Kamis, 01 April 2010

Tentang Politik dan Media

Berita-berita hukum sedang menjadi 'anak emas' media-media belakangan ini. Kasus hukum seperti menjadi rantai yang terputuskan sejak munculnya ribut-ribut kematian Nasrudin hingga kasus pajak sekarang ini. Muncul pertanyaan adakah yang lebih menarik perhatian daripada itu semua ? Bisa jadi kalau ada bom lagi atau teroris yang mati jawabannya adalah "ya". Berita sebenarnya tak harus dicari. Berita sudah ada di sekitar manusia dari dulu. Berita adalah kehidupan manusia itu sendiri. Sehingga ketika seorang wartawan (baca: media) memahami lekuk-lekuk kehidupan masyarakat ia akan mendapati berita setiap detik setiap menit.

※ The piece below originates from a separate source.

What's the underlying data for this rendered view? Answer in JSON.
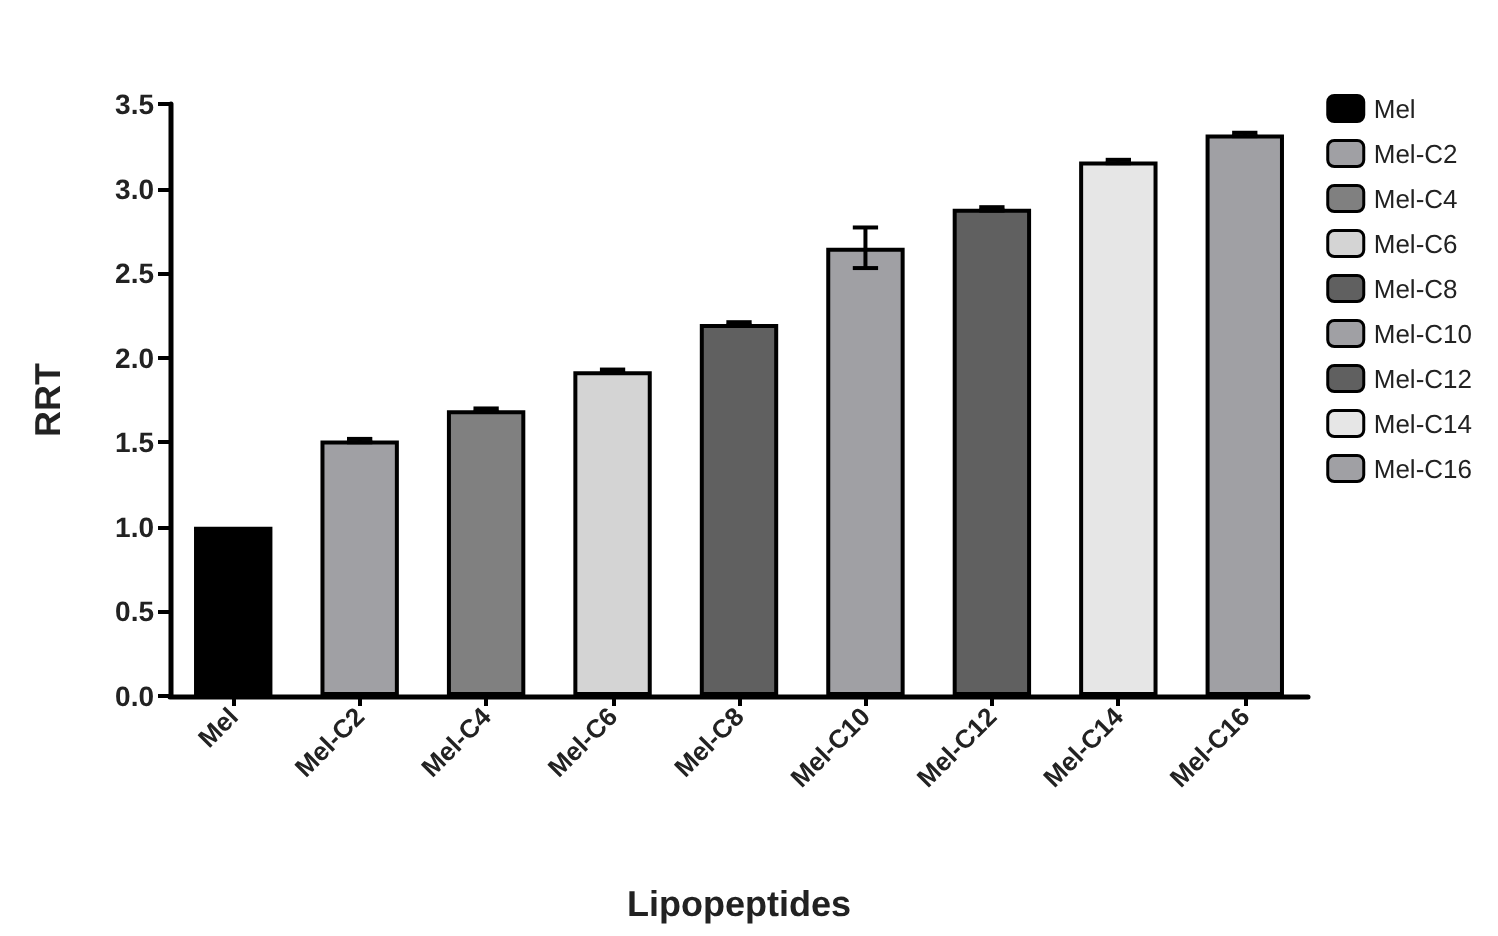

Politik pemberitaan adalah berita itu sendiri. Ini yang ingin saya tulis. Politik dan pemberitaan adalah dua hal yang teknis dan berbeda. Teknis karena ada disiplin ilmu tersendiri untuk masing-masing istilah itu.

Politik sebagai sebuah ilmu dan fenomena sosial kemanusian tentu akan amat panjang bila dikupas tuntas. Begitu juga pemberitaan (baca: media & jurnalisme). Tetapi bila kita hubungkan dengan kehidupan sehari-hari, keduanya bisa lebih sederhana di pertontonkan.

Kalau boleh cerita sedikit, td malam saya dan teman kelaparan di sebuah tempat yang jauh dari keramaian dan perkotaan. Perut lapar. Dan akhirnya diputuskan bikin mie goreng. Ambil panci, isi air, siapin kayu bakar, bikin api kemudian ditaruhlah panci di atas api. Lima belas menit kemudian, mie goreng sudah terhidang dan siap dimakan. Mak nyusss !

Politik itu seperti mie yang harus dipanaskan. Air itu masyarakat, media itu bilah-bilah kayu yang terbakar, proses politik itu air yang mendidih dan agenda (baca: kepentingan) politik adalah mie yang siap di santap "sang tuan".